Markov Chain Transition Probability – P(X1=3|X2=1) Calculation

markov-processself-study

A Markov chain {Xn, n ≥ 0} with states 1, 2,3 has the transition probability matrix P

\begin{bmatrix}0&0.4&0.6\\1&0&0\\0.3&0.3&0.4\end{bmatrix}

with an initial distribution A (0.5,0,0.5), what is $$P(X_1=3|X_2=1)$$?

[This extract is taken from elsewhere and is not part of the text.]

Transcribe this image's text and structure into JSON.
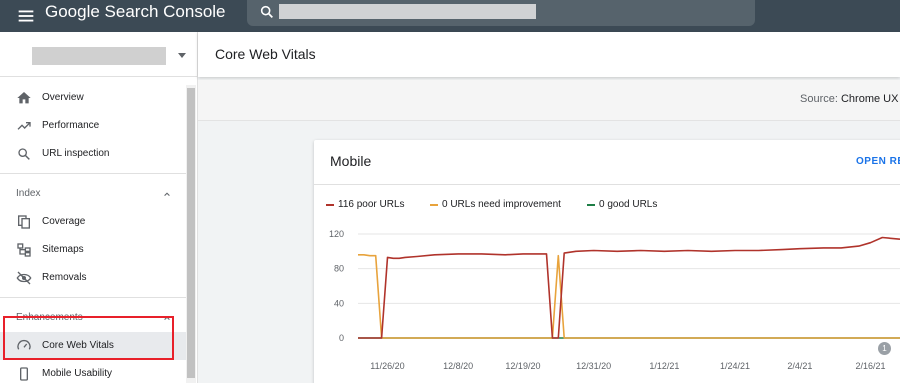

(I know a Markov chain property is the future, given the present, is independent of the past. the question here look like given future, what is the probability of the past? I am wondering

$$P(X_1=3|X_2=1)=P(X_1=3)=A_3=0.5$$

or
$$P(X_1=3|X_2=1)=P_{13}=0.6$$
or else?

Best Answer

Rather than trying to guess the answer, one can apply probability laws. Since

  1. the transition matrix $\mathsf P$ is made of the probabilities $\mathbb P(X_t=j|X_{t-1}=i)$ as $(i,j)$ entries,

  2. the probability $\mathbb P(X_{t-1}=j|X_{t}=i)$ can be written as$$\mathbb P(X_{t-1}=j|X_{t}=i)=\dfrac{\mathbb P(X_t=i|X_{t-1}=j)\mathbb P(X_{t-1}=j)}{\mathbb P(X_t=i)}$$by Bayes' theorem,

  3. the probability $\mathbb P(X_t=i)$ can be written as$$\mathbb P(X_t=i)=\sum_{j=1}^3 \mathbb P(X_t=i|X_{t-1}=j)\mathbb P(X_{t-1}=j)$$by the law of total probability,

the reverse probabilities $\mathbb P(X_{1}=j|X_{2}=i)$ can be derived from the entries of the homework question.